South Africa's Small Five

Source: Shutterstock

South Africa’s Small Five: Meet the iconic little beasties of the bush

You’ve seen the Big Five, but have you seen South Africa’s Small Five?

South Africa's Small Five

Source: Shutterstock

If you live in South Africa, chances are you’ve heard of the Big Five. If you’re a die-hard safari aficionado, you’ve likely already seen them all, multiple times.

And while we love the members forming this iconic group (leopard, lion, rhino, elephant, buffalo), we often like to remind our readers that there are plenty more brilliant beasts to see up-close in the bush. 

In case you haven’t yet heard, there is another special group of animals to add to your safari bucket list called the “Small Five”. And while this tiny troupe might still be overlooked because of their size, these little beasts are no less fascinating than their bigger (and more famous) counterparts. 

Ready to meet them all? Here’s introducing South Africa’s Small Five:

1. The Leopard Tortoise

With gold and black markings closely resembling a leopard’s spots, it’s easy to see how this unique tortoise got its name. 

Much like the elusive feline they are named after, leopard tortoises are solitary creatures often found hiding out in less-explored corners of the country’s parks and reserves. And although forming part of South Africa’s Small Five, they can grow quite large!
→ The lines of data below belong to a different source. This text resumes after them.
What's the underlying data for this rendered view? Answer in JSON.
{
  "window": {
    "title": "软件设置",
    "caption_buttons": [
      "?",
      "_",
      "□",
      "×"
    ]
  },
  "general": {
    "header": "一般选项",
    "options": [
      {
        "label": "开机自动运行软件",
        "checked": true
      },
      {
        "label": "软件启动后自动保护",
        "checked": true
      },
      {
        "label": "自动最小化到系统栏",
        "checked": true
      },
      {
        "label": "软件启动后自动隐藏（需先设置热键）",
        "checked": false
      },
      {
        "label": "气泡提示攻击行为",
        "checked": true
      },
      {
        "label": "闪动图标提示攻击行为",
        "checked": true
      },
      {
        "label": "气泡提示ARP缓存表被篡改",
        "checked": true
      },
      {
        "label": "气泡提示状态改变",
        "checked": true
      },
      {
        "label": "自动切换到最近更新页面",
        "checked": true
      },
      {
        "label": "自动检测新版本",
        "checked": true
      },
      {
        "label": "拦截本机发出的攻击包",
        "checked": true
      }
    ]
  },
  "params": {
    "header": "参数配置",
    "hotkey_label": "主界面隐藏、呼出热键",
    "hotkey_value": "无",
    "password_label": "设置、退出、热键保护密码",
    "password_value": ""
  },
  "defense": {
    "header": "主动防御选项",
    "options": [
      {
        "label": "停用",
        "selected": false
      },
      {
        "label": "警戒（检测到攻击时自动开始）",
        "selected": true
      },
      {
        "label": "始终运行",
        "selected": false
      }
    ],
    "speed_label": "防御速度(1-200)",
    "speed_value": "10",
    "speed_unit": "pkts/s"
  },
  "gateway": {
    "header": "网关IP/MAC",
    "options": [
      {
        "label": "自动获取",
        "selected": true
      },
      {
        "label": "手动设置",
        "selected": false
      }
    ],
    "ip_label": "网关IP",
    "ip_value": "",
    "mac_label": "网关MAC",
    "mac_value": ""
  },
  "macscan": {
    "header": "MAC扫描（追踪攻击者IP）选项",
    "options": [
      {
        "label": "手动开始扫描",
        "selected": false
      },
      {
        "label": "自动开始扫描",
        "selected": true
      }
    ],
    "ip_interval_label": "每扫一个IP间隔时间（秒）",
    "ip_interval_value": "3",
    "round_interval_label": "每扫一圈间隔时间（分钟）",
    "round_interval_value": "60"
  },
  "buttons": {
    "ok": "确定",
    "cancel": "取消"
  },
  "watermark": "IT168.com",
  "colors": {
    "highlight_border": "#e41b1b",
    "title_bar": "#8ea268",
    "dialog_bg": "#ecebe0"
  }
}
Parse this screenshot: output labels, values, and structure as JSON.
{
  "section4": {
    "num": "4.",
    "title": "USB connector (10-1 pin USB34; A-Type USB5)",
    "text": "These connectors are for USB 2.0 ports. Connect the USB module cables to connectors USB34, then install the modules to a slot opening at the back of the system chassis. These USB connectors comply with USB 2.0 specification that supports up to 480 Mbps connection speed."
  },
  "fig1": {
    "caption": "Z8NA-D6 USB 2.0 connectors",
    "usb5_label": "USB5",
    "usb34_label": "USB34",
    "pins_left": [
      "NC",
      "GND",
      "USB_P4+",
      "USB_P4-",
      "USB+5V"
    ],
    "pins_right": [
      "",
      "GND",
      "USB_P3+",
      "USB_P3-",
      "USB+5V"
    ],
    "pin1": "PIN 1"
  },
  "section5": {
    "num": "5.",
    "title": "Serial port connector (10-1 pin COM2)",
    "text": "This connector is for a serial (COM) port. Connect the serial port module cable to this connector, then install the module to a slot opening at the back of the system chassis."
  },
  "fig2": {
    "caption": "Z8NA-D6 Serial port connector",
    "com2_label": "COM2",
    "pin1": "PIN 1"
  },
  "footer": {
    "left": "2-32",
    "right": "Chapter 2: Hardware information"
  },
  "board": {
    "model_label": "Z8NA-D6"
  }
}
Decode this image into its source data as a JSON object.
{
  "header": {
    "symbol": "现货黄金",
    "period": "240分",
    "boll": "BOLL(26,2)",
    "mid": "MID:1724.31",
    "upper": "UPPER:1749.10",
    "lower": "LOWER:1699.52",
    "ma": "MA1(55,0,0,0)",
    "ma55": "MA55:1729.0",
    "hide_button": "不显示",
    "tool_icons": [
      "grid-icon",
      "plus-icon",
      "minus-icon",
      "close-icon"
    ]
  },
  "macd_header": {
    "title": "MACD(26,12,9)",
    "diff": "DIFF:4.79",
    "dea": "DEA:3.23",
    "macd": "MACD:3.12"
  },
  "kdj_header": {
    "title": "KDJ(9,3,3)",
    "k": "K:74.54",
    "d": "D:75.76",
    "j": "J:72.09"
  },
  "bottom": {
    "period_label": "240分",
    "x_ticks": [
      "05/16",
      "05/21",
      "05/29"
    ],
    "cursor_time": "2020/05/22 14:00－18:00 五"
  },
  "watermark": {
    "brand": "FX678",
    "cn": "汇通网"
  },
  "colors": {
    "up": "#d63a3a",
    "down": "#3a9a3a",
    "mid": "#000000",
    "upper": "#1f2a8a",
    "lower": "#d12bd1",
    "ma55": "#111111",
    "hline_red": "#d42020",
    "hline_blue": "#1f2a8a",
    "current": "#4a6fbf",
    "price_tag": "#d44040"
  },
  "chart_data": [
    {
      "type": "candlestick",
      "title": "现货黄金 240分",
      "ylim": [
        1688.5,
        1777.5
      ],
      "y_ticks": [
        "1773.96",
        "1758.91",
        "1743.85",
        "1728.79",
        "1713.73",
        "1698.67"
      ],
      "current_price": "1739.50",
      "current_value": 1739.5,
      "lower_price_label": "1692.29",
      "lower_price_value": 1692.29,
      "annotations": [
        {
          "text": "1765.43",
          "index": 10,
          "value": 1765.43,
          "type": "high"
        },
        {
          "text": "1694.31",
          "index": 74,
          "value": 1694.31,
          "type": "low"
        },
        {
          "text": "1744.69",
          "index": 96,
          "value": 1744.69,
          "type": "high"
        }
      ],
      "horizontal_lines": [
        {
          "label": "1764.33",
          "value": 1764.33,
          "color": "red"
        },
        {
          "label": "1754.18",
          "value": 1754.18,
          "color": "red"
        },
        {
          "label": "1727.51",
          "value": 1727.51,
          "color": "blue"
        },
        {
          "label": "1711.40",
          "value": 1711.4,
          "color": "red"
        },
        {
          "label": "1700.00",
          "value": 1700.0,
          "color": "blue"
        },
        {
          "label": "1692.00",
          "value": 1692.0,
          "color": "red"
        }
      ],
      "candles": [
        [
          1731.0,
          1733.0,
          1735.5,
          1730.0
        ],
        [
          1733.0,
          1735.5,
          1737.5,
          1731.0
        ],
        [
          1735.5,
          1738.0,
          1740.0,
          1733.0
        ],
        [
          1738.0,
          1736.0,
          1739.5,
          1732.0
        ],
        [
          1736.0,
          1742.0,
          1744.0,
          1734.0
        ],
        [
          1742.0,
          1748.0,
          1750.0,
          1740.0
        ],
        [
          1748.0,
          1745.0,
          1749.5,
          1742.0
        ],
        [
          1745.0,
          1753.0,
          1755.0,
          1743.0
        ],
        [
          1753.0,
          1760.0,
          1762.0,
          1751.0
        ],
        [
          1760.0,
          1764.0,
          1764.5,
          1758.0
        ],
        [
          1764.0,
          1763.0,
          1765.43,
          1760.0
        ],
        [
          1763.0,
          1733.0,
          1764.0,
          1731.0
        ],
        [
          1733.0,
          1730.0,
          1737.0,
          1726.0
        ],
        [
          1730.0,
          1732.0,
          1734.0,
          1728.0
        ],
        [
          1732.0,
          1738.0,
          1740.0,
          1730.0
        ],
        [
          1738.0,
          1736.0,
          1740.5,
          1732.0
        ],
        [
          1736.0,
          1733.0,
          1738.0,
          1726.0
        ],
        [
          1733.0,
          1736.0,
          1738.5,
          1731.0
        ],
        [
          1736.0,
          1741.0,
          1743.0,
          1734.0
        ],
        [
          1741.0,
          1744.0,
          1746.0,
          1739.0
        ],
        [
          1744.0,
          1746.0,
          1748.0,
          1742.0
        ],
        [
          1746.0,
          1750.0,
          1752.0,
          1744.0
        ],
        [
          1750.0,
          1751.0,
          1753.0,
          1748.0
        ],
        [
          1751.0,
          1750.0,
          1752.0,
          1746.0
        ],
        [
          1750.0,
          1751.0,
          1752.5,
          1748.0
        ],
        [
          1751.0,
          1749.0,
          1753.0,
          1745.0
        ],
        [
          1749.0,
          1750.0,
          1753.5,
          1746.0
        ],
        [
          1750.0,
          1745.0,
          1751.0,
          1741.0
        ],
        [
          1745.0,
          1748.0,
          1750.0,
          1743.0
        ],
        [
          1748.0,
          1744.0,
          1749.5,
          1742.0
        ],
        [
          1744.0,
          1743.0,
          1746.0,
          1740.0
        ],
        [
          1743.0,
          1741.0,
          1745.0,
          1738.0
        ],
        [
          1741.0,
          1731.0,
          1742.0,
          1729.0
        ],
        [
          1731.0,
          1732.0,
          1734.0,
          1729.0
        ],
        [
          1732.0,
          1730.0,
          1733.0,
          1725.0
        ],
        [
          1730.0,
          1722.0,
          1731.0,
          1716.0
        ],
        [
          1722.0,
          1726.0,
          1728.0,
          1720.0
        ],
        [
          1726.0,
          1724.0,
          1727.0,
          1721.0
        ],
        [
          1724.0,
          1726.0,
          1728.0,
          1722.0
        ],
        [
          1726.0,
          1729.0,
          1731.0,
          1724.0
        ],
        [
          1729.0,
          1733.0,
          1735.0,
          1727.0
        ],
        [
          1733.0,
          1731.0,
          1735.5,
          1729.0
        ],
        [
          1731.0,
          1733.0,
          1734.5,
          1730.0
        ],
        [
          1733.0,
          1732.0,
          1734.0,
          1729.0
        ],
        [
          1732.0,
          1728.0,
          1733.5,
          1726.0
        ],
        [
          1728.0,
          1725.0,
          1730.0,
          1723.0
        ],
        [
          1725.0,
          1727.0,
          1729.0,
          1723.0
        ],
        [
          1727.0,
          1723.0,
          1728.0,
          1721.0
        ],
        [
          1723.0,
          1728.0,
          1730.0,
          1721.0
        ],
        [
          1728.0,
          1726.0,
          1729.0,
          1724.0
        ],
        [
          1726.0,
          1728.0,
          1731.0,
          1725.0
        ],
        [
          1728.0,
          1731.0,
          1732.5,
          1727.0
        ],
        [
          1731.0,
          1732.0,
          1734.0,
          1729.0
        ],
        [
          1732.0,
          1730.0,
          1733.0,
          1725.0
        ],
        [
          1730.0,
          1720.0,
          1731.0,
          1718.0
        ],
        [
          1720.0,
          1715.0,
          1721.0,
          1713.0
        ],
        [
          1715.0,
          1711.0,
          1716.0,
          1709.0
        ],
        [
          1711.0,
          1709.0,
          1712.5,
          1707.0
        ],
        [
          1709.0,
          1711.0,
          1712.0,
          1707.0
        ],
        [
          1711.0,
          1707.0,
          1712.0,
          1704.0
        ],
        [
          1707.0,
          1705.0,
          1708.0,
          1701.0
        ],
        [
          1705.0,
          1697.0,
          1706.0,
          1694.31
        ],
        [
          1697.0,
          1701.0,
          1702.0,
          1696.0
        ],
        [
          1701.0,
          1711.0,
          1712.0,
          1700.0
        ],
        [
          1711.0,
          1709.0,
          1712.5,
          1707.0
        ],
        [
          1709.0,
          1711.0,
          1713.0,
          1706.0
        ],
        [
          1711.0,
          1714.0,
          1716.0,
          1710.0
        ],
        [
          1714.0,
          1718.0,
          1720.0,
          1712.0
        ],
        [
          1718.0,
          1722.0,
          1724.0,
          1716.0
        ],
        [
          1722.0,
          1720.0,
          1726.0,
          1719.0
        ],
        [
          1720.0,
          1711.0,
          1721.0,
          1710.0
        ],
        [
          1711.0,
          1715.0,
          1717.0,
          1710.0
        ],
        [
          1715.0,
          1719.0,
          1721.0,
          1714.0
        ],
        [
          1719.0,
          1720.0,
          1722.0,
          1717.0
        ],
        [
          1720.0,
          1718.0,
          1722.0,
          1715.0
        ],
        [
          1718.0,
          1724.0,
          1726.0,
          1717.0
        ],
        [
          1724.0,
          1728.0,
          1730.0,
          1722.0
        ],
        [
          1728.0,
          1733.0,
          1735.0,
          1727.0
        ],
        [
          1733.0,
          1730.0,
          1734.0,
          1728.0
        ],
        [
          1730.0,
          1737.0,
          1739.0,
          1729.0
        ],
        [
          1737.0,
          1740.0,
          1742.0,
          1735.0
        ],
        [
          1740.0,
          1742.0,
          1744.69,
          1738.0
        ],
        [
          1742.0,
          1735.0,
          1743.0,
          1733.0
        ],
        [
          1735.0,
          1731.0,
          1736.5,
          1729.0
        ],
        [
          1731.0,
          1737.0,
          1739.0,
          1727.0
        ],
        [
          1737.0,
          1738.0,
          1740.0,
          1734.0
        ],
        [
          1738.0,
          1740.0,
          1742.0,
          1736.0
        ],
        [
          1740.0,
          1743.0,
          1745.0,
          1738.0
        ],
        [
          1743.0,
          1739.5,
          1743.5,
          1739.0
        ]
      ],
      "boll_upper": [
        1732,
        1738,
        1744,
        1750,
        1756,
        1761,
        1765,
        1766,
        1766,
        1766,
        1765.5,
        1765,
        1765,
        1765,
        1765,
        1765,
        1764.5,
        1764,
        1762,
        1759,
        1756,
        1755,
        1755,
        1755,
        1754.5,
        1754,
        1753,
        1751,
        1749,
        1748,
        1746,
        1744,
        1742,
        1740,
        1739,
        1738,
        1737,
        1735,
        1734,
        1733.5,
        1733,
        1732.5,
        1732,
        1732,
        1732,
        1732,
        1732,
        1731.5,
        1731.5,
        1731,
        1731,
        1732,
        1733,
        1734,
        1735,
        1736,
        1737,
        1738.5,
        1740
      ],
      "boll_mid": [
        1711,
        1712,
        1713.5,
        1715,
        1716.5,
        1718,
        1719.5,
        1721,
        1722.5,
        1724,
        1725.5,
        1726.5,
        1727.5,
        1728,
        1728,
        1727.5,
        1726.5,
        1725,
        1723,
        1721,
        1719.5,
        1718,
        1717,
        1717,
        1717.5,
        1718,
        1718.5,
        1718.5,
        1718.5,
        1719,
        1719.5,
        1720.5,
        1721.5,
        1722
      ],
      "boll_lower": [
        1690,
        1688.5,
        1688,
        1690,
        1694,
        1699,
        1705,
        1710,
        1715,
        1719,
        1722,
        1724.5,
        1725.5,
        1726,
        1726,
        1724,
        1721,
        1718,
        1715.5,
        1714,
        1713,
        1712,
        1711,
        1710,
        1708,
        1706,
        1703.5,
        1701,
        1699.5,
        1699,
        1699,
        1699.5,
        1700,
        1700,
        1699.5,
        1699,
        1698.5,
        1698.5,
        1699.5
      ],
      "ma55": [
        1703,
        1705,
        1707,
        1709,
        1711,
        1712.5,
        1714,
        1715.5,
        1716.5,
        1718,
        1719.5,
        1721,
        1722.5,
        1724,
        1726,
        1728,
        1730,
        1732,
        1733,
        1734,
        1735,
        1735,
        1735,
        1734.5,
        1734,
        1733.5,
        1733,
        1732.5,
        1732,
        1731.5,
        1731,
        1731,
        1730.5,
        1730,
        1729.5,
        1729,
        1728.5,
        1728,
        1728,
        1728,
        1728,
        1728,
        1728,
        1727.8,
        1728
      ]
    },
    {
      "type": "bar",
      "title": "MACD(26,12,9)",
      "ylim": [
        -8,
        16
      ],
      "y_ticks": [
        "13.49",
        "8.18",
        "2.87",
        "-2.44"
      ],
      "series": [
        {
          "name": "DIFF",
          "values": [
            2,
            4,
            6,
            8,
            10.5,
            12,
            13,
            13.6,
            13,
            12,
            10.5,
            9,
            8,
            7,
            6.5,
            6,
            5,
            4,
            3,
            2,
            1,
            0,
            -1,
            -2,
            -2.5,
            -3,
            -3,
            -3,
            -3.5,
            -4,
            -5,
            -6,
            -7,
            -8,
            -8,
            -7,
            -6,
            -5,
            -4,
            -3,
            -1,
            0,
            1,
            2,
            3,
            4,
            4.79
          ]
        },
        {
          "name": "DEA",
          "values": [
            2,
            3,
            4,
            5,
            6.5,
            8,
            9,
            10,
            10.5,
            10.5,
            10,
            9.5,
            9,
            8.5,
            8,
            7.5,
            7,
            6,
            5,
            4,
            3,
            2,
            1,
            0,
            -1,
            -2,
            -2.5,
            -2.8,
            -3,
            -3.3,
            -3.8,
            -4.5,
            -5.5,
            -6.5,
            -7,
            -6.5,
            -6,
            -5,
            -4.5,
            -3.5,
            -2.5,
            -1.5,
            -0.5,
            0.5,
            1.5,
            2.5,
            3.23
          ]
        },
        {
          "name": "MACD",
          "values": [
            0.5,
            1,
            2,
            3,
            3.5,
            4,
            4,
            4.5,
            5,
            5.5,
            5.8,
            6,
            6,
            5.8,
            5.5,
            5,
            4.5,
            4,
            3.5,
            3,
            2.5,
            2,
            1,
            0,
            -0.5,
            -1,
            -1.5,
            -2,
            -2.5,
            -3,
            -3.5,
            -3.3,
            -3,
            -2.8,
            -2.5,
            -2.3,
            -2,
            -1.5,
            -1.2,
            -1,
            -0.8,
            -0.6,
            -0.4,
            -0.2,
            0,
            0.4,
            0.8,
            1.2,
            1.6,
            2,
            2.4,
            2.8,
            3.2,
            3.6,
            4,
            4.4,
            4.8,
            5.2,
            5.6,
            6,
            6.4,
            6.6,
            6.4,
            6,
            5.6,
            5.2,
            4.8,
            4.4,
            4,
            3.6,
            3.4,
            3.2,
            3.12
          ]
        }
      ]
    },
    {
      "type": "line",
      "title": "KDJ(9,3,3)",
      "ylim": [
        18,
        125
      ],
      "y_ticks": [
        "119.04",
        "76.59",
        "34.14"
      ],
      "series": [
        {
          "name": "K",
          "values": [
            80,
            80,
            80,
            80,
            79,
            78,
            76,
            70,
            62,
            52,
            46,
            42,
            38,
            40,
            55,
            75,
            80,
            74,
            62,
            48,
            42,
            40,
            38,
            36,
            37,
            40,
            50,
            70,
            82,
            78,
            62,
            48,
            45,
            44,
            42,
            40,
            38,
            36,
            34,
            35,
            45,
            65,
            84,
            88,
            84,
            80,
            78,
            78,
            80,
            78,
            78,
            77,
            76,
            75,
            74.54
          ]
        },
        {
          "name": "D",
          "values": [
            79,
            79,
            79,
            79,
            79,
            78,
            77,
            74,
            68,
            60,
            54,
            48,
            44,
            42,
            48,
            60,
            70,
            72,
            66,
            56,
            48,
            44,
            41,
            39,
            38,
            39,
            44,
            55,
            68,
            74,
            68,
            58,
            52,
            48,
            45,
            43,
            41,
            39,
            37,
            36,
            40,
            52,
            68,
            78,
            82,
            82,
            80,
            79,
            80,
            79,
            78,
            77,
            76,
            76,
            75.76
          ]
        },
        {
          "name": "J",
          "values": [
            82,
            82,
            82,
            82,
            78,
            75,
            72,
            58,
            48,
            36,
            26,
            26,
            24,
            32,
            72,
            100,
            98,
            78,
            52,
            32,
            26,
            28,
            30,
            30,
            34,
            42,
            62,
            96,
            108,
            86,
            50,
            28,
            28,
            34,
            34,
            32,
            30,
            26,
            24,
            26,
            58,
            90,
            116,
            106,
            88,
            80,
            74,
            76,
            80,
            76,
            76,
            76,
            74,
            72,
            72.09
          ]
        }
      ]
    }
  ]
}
Unlike leopards, leopard tortoises are toothless, preferring to graze on succulents, shoots and fallen fruit. However, they do have to work just a little bit harder to avoid becoming a snack for jackals. What we do love most about these slow-moving little creatures is their resilience. They can live up to 100 years of age, and just like their feline counterparts, they too can swim! 

 Leopard tortoise
A leopard tortoise, Stigmochelys pardalis. Image: Envato

2. The Rhinocerous Beetle

Just like rhinos, these rotund and curious-looking creatures have an armoured appearance. They are also characterised by their impressive, hooked horn used for foraging, defending their territory and most importantly, attracting prospective mates. 

With their slick, black exoskeletons, these hardy beetles form part of the scarab family (Scarabaeidae), which also includes dung beetles. And much like their dung beetle cousins, rhinoceros beetles have a natural affinity for all things muddy and smelly. 

Considered the “Hercules of the insect world” they can carry up to 850 times their own body weight! 

South Africa's Small 5, rhino beetle
Rhinoceros beetles, Dynastinae. Image: Envato

3. The Antlion

Move over Simba, here’s introducing the new King of the Jungle: The ferocious and fearsome antlion. 

The antlion weighs in as the smallest member of South Africa’s Small Five, but don’t let his size fool you. Antlions are highly capable predators and can often be spotted digging sandy bunkers from which to catch their prey. 

Much like a skulking lioness, they’ll lie low and wait for an unsuspecting victim to pass by just close enough to use their sickle-shaped jaws to finish off the kill. Antlions really are fearsome little beasts and are known to take down a range of critters twice their size. 

Antlion, Myrmeleontidae. Image: Shutterstock

4. The Red-billed Buffalo Weaver

Characterised by its signature red beak, the red-billed buffalo weaver is the only feathered member of South Africa’s Small Five. Twitchers, assemble! 

Much like those brooding buffalos, these little birds prefer living together which makes them easy to find. They’re a rather noisy bunch, especially when skillfully weaving their nests using materials like thorny twigs and grass. They tend to set up camp in large trees like baobabs and camelthorn acacias and live on a hearty diet of seeds, fruit, insects and even scorpions on occasion. Yum!

South Africa's Small 5, buffalo weaver
Red-billed buffalo weaver, Bubalornis niger. Image: Shutterstock

5. The Elephant Shrew

We’re ending off South Africa’s Small Five list with arguably the cutest member of the group: The elephant shrew. These tiny, insect- and termite-munching mammals are named after an elephant due to their long trunk-like snouts and believe it or not, they are distantly related to them as well! 

Small enough to fit in the palm of your hand, elephant shrews are exceptionally fast, reaching speeds of over 28km/h. Unlike those large and loveable ellies seen patrolling the Kruger or Addo Elephant Park, seeing an elephant shrew can be tricky, especially since they are exceptionally skittish and only live between two to four years.